Que na Madeira, este exemplo de diálogo seja seguido, tanto com os partidos políticos, como com os parceiros sociais

O Acordo a Médio Prazo assinado em concertação social, foi uma vitória política do Governo Socialista, na República, pois vem trazer estabilidade, previsibilidade e confiança num momento de incerteza onde permanecem fortes dificuldades socioeconómicas, agora promovidas por fatores externos resultantes de uma guerra na europa que compromete os custos de energia e de produção, e que incrementa a inflação. O único acordo alcançado em contexto europeu, perante um cenário de incerteza internacional.

Alcançou-se assim um acordo de melhoria de rendimentos, salários e competitividade, não apenas numa negociação visando o aumento do Salário Mínimo Nacional (SMN), mas também para os salários médios, para os próximos quatro anos, um acordo com corresponsabilidade afirmada entre Governo, patrões e sindicatos, num esforço coletivo, respondendo a uma das metas do programa eleitoral do Partido Socialista, de atingir até 2026 um maior peso dos rendimentos na riqueza nacional, 48,3 % convergindo com a média da União Europeia. Mostra assim o Governo Socialista a sua contínua vontade de liderar uma maioria absoluta de diálogo e negociação.

Este compromisso foi traduzido no OE2023, assumindo-se através de um esforço coletivo para aumento dos salários e paralelamente numa redução da carga fiscal sobre o trabalho, associado a um conjunto de outras medidas que estão derramadas neste orçamento e que no seu conjunto farão diferença na vida das famílias, permitindo mais rendimento líquido disponível. De salientar nesta proposta de governo para o próximo ano a continuidade de outros compromissos como o aumento da Garantia para a Infância, de 70€ para 100€ por criança em situação de pobreza extrema e assim combatendo a pobreza infantil; o aumento do abono de família, em particular para o segundo filho, passando para o mínimo de 50 euros mensais (600 anuais), mais 22% do que os atuais 41 euros, para cada criança ou jovem nos primeiros escalões; aumento das deduções de IRS para o 2º filho; a valorização das carreiras; a atualização das pensões e a importante atualização do indexante de apoios sociais em 8%, assim todas as prestações sociais associadas a este indexante terão uma atualização acima da taxa de inflação sentida este ano.

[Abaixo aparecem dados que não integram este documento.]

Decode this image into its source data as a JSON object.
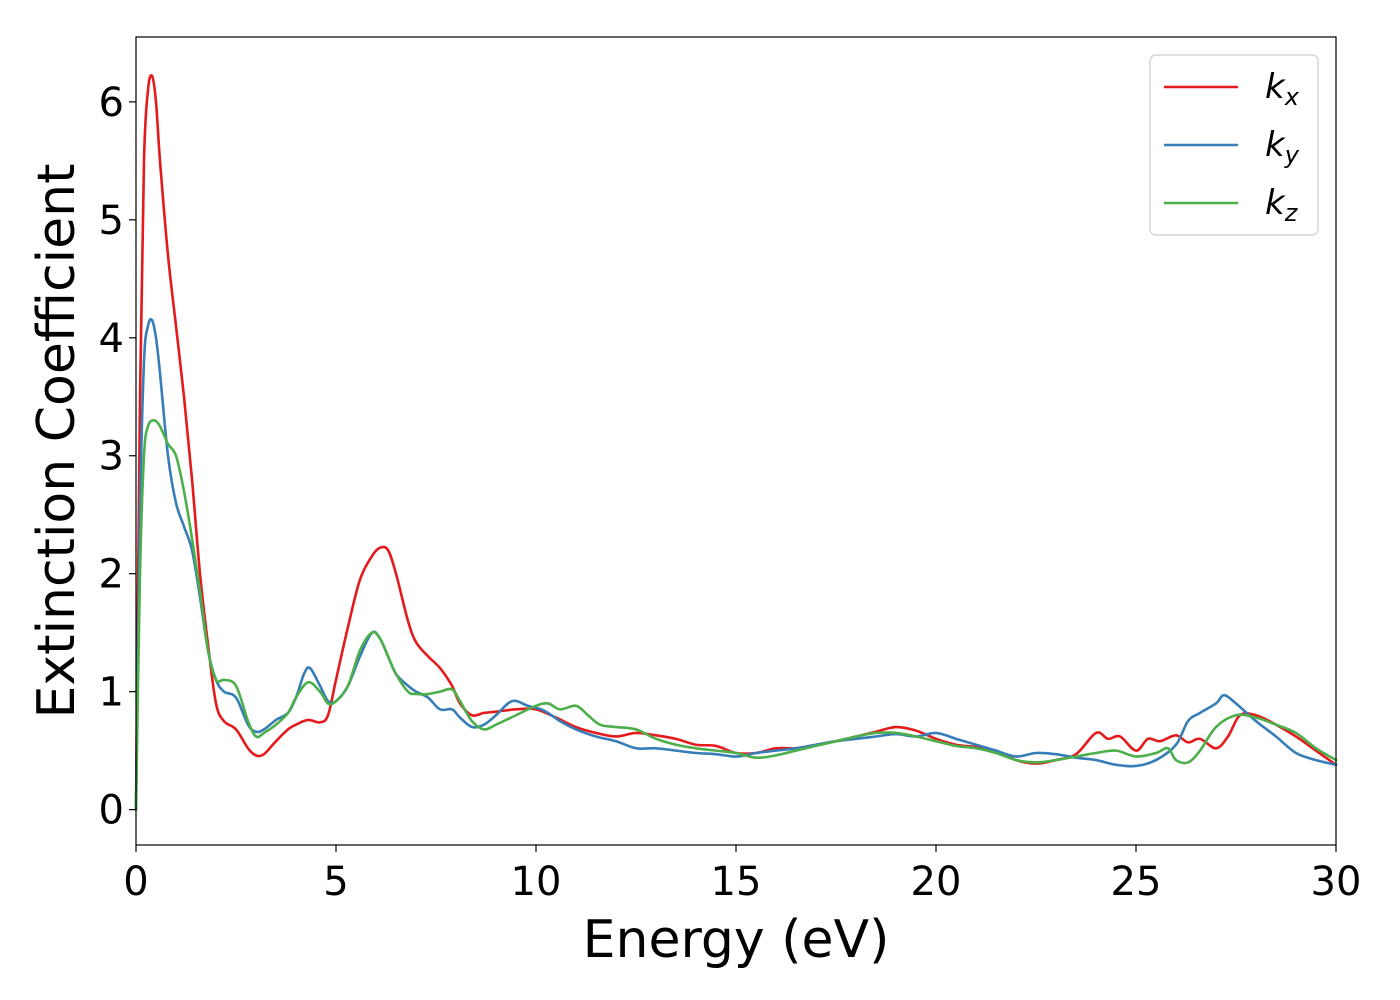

Ainda dar nota que neste contínuo objetivo de virar a página da austeridade, da qual ainda temos má memória do passado, o Governo Socialista, desde 2015 aumentou o SMN em 32%; o salário médio em 19%, e num contexto de inflação que apenas subiu 5% até o início deste ano.

Aguardaremos agora que na Madeira, este exemplo de diálogo seja seguido, tanto com os partidos políticos, como com os parceiros sociais. É de conhecimento público que a Comissão Permanente de Concertação Social, pouco se tem reunido, ou seja, há cerca de um ano que não se sentam na mesma mesa representantes das associações sindicais, associações patronais e Governo Regional, para discussão das preocupações e necessidades dos madeirenses. Deveria ser o Executivo madeirense o exemplo e o promotor da participação das várias entidades, num natural processo que se quer democrático, não esquecendo um Orçamento Regional que em breve será apresentado ao povo madeirense. Será que anunciará a igual majoração dos vários apoios sociais, tal como os Açores?